How we went from that to fan fiction is beyond me. At what point in time did people say, “I’d rather not go through all of the trouble to create my own characters... I’ll just use somebody else’s work”? When did *not creating* become the norm? When did people begin thinking that someone else’s creation was better than theirs? That their original work wasn’t good enough, so they should use someone else’s? That collage is art?

Collage is not better than creation.

YOUR individual creation is YOURS.

George Lucas can send of C&D letters from his lawyers closing down fan fiction sites - because *he* owns those characters... but no one can take away original characters that you created. Original situations and worlds you created. Those are *yours*. The thing about fan fiction is that it diminishes the writer.

The collage poster for FIDO was used on the DVD box... what a mistake! Was this because no one in the marketing department is capable of creative thought? That evolution has created a generation of people who can cut & paste, but not create? Or was it just some lazy guy in marketing who thought the collage was good enough for the poster (that managed to kill a great film) so why not use it on the DVD?

Whatever the case - create your own material... and check out FIDO on DVD. It's really good on a bunch of different levels.

- Bill

IMPORTANT UPDATE:

TODAY'S SCRIPT TIP: Character Goals, The Hulk and Hulk 2 (with Ed Norton)... but not Hulk Hogan.
Yesterday’s Dinner: Fish Tacos at Islands in Burbank.

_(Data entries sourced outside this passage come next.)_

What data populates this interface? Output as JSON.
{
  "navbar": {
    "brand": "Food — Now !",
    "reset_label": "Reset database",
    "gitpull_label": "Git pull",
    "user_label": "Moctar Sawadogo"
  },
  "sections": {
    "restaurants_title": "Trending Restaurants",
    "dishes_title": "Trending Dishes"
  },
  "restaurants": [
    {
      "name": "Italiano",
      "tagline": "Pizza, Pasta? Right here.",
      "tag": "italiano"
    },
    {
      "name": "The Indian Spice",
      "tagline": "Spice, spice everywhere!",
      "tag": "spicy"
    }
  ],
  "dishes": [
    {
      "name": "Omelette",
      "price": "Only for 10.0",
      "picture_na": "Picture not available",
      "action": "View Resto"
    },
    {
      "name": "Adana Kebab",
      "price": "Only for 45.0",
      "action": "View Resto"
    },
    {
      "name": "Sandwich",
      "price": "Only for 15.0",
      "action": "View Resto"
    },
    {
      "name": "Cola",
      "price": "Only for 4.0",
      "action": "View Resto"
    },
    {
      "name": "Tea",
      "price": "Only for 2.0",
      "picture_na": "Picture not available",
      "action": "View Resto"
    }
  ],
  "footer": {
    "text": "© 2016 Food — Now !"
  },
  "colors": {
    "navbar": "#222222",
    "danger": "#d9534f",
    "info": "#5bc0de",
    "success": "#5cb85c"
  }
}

Movies: BEFORE THE DEVIL KNOWS YOU'RE DEAD. Okay... Marisa Tomei is nekkid in about a quarter of the movie. That may be a selling point for some of you - I read an interview where she said she didn't wanther parents to see the film because she's nekkid all the time. That is damned good PR work for a film with a story that is very low key, and looks like they dug it out of a 1974 time capsule.

My friend joked that it looked like they ran out of money and couldn't color time it.

Good dramatic thriller that escalates as one thing after another goes about as wrong as it could. Story does this thing where it backtracks and takes another primary character's POV for a bit - but there's no connective tissue between the segments, so there's no flow. It needed visual linking (like Sayles used in LONE STAR - that stuff has to be in the script). And sometimes it pulls you out of the story - or, at least, pulls you out of a character just when things are getting juicy.

You can also see a bunch of stuff coming from *way* down the pike - which is kind of lame plotting (in one instance) - setting up something that solves a problem later in the story, but actually creates a logic problem.

But I forgive all of the problems because what you end up with is some really tense material - basically a family drama with firearms. It's relentless.

DVDs: PULP... not PULP FICTION, but the film with Michael Caine playing a writer. One funny thing of note were the sight gags - all kinds of them. Many having to do with taxi cabs. The *same* taxi cabs heep coming back throughout the story - more and more banged up. Film is one of those comedies where you smile, but don't bust a gut. Mystery-based, with clues you can follow.